Gavin Hinks, journalist

Who would have thought there are similarities between triathlons and ACCA training? But Rodoula Athanasiou FCCA, chief accounting officer for the Water Board of Nicosia in Cyprus, insists that there is.

In training for an upcoming event, Rodoula is enthusiastic about the demands of cycling, running and swimming over a sprint course. But she draws a close comparison between the commitment required for triathlon and ACCA.

‘It is a challenging and fulfilling experience because triathlon participants can lead by example, teaching lessons about hard work, discipline and perseverance.’ Just like ACCA training. And if anyone has shown persistence, it is Rodoula, who has spent over three decades with the water board in a multitude of roles.

‘I’m proud that the board has become a model example of a digital and green public sector organisation’

Pushing for change

Working for a water company in a climate like Cyprus’s has its challenges and Rodoula has seen the business pushing for change. The board oversees a network that circulates water to 150,000 customers in Nicosia through 2,500 km of pipes via pumps that were installed in the 1950s and drawing water from reservoirs as well as, increasingly (thanks to climate change) supplies processed by desalination plants.

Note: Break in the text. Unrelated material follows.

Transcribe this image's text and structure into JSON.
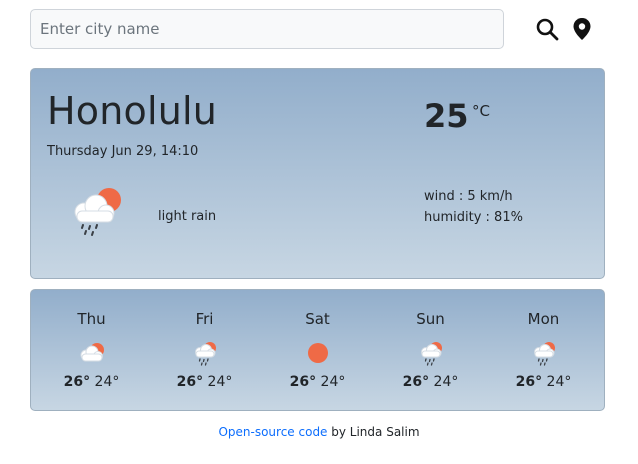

The board has also been a pathfinder in Cyprus by becoming the first public body to introduce digital billing. The digitisation project has been an enormous success, with 80% of customers now managing their water bills online. ‘I’m proud that the board has become a model example of a digital and green public sector organisation,’ says Rodoula. ‘This is a significant step toward digitisation.’


Chief accounting officer, Water Board of Nicosia, Cyprus

Billing project manager, Water Board of Nicosia

ACCA International Assembly representative for Cyprus

Head of procurement, Water Board of Nicosia

Health and safety coordinator, Water Board of Nicosia

Internal control officer, Water Board of Nicosia

Joined Water Board of Nicosia as a receptionist and moved on to various roles, including billing assistant, payroll associate and medical fund administrator

More digital transformation is to follow; with the backing of the EU, Nicosia is in the midst of a project to install smart water meters in every home. This should allow digital measurement of water usage and automated calculations of bills. ‘For Cyprus and for the public, this is a significant change,’ says Rodoula.

‘The biggest risk in the public sector is that you face resistance to change’

But there is another change under way, too: the organisation’s forthcoming amalgamation with three other bodies – sewage, solid waste disposal and building permits – to form a new local government organisation, with Rodoula as chief accountant of the consolidated body. In addition, the board is in the process of introducing International Public Sector Accounting Standards (IPSAS).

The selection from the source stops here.